In The Read-Aloud Handbook, Jim Trelease presents research which identifies reading to your children as an important factor in their preparation for attending college on an academic scholarship. Now that’s food for thought.

Read Aloud Handbook Cover

This summer, I have found an interesting website: 1,000 Books Before Kindergarten. They are actually a non-profit organization, out of Nevada, dedicated to literacy. Besides inspiring articles about the power of reading aloud to your babies, toddlers and preschoolers, the website contains some tools for you to accomplish this worthy goal:

  • log sheets so you can record your 1,000 books as you read them to your children
  • location and contact information for your local library, in case they have partnered with this company to run the program locally
  • the rules – it’s not necessarily 1,000 different titles; you can read the same book twice and it counts as two books, for instance

This site was the impetus I needed to finally catalog our books and our reading efforts.
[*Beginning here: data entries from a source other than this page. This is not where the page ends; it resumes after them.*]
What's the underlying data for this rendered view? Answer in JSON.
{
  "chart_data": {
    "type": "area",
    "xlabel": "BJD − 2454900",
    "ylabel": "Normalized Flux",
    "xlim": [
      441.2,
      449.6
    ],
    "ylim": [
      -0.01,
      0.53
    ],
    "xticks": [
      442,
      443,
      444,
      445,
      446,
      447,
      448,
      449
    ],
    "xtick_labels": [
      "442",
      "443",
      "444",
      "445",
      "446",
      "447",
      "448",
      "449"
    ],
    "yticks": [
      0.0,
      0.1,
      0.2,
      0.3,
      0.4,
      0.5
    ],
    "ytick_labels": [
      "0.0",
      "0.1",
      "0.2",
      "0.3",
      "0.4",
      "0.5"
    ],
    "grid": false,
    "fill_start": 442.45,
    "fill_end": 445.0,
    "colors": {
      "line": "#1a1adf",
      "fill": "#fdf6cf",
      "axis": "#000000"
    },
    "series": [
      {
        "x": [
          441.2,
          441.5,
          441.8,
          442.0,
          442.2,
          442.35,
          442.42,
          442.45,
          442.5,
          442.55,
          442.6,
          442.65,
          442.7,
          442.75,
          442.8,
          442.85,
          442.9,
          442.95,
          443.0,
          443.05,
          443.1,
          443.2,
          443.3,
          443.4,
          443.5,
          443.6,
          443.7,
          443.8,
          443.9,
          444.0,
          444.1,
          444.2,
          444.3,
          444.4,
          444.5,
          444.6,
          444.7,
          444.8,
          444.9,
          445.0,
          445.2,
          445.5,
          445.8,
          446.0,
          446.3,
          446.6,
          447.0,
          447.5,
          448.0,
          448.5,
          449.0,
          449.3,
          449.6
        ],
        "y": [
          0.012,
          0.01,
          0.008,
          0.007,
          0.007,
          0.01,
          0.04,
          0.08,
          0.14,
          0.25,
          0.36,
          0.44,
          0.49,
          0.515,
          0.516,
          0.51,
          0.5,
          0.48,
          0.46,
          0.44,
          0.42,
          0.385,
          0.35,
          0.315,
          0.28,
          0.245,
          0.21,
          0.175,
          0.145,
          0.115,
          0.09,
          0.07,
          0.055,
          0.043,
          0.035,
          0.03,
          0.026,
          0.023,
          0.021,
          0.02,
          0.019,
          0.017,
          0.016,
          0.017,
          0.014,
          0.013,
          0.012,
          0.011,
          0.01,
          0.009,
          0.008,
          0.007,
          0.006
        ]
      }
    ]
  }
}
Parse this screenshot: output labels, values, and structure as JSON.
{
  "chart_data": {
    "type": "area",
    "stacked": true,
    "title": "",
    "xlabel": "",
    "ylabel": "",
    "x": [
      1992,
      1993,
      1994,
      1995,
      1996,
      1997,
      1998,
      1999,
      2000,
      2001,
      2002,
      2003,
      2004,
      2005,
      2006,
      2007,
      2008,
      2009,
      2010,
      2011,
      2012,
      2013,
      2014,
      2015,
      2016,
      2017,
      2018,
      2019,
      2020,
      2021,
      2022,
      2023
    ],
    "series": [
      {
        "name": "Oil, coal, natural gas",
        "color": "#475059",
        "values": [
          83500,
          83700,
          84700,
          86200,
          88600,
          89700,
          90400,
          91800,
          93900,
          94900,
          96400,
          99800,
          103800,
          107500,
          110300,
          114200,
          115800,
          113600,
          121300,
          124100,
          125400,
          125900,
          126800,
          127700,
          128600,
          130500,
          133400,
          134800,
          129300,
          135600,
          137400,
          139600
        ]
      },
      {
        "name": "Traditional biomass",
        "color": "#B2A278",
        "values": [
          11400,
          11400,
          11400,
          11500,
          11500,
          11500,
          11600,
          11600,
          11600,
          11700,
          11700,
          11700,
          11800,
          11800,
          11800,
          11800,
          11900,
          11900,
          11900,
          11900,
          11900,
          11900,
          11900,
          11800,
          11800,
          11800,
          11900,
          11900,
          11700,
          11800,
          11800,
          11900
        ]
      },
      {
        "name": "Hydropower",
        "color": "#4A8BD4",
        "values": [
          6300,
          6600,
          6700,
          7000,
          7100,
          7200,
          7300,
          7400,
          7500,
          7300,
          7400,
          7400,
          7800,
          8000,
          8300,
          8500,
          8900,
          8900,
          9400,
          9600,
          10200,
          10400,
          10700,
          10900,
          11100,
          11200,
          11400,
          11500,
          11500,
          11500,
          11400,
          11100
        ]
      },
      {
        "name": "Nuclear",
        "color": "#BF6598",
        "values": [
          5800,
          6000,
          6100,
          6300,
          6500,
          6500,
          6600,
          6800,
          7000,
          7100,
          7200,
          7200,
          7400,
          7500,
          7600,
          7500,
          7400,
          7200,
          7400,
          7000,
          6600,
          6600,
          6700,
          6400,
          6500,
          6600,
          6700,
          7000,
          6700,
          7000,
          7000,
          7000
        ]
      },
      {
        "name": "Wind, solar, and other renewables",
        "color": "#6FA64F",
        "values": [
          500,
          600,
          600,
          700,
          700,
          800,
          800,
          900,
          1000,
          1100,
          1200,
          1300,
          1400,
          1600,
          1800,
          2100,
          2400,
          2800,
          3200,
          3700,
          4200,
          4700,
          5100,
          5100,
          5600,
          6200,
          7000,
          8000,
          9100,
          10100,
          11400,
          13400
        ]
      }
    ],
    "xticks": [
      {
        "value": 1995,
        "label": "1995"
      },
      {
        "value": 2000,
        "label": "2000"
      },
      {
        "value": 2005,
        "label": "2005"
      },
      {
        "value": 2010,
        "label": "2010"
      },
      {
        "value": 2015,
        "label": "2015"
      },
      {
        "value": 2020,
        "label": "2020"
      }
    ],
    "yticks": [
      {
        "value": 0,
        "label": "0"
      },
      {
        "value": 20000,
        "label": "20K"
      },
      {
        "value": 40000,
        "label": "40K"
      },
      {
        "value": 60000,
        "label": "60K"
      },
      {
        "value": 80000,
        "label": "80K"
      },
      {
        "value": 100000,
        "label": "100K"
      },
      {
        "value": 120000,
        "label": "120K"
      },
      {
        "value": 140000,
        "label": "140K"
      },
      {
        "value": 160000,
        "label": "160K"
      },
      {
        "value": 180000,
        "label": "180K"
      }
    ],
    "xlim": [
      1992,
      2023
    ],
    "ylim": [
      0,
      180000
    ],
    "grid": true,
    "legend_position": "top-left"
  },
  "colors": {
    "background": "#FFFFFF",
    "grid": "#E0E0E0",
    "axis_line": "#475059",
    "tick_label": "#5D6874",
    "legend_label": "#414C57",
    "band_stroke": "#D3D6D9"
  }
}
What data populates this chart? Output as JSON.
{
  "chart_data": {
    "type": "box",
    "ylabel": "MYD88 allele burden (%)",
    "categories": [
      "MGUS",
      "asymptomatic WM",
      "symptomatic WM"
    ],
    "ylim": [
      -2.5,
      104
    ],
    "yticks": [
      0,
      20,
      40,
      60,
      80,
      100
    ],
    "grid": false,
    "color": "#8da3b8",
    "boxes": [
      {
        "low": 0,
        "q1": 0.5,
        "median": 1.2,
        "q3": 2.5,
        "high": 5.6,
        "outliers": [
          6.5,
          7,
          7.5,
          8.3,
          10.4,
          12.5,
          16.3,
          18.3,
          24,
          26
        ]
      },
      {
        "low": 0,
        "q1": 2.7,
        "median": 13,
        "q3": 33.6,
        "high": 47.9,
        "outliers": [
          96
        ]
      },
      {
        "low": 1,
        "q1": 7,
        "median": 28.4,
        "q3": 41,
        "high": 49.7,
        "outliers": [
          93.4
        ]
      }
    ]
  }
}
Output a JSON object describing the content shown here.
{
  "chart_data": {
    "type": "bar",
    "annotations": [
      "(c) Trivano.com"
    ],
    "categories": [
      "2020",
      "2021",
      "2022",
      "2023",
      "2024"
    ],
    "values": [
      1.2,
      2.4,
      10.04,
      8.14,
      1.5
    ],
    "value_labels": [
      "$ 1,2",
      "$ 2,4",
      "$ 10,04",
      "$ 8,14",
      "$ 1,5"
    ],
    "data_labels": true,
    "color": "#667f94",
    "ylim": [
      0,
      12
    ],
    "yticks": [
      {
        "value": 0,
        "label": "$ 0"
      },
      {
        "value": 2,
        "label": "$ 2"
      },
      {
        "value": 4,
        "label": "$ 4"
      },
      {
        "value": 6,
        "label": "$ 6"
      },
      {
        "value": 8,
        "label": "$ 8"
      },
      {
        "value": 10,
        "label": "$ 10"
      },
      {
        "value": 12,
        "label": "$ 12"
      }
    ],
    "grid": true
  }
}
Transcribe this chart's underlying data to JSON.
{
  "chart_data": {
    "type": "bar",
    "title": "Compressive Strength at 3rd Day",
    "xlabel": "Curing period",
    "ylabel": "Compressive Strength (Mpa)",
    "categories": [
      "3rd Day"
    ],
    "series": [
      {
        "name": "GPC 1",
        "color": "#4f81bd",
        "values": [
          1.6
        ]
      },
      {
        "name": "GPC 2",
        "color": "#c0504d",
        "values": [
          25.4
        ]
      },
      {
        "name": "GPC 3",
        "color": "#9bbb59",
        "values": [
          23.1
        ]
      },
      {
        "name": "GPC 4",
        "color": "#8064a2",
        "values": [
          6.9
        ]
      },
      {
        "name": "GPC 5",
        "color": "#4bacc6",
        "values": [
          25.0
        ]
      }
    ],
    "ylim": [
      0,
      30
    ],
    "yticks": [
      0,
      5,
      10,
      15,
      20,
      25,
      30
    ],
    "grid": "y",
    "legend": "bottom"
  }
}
I started keeping track of the library books we check out since May: I started out by writing down the book title and author and a few other details, but that got old after a while. I like busy work only up to a point. I ended up putting a sheet protector in my son’s First Grade Reading binder and I slide our library receipts in it as soon as we get a new receipt.

As I filled out the log sheets for my children, I came to the conclusion that we may have read 1,000 different titles before my son started kindergarten at home last fall. Here’s the math:

  • 335 English children’s books we own in our library (I KNOW we read them all, each at least five times)
  • 50 children’s books we own in Romanian and French (again, I KNOW we read them all, at least five times each)
  • 100 library books we read since May (at least twice each)
  • 100 books we received from a neighbor whose children have outgrown them (still working on those)
  • 75 books per year x 6 years (since my son was born) = 450 (this is an estimate and my husband thinks it’s on the low end :))
  • 30+ books from the recommended preschool reading list
  • 25+ books from Before Five in A Row

Of course, we have read each title at least twice to our children.

It’s not that hard to read this much. One book per day is 365 books a year. Let’s say you take a day off every week. Even so, you should be able to read over 300 books per year to your preschooler.

If you go to the library twice a month and max out your card and that of your husband and that of your child, you should not even have to spend money on books at all the reach this goal. It does not take money. It takes dedication.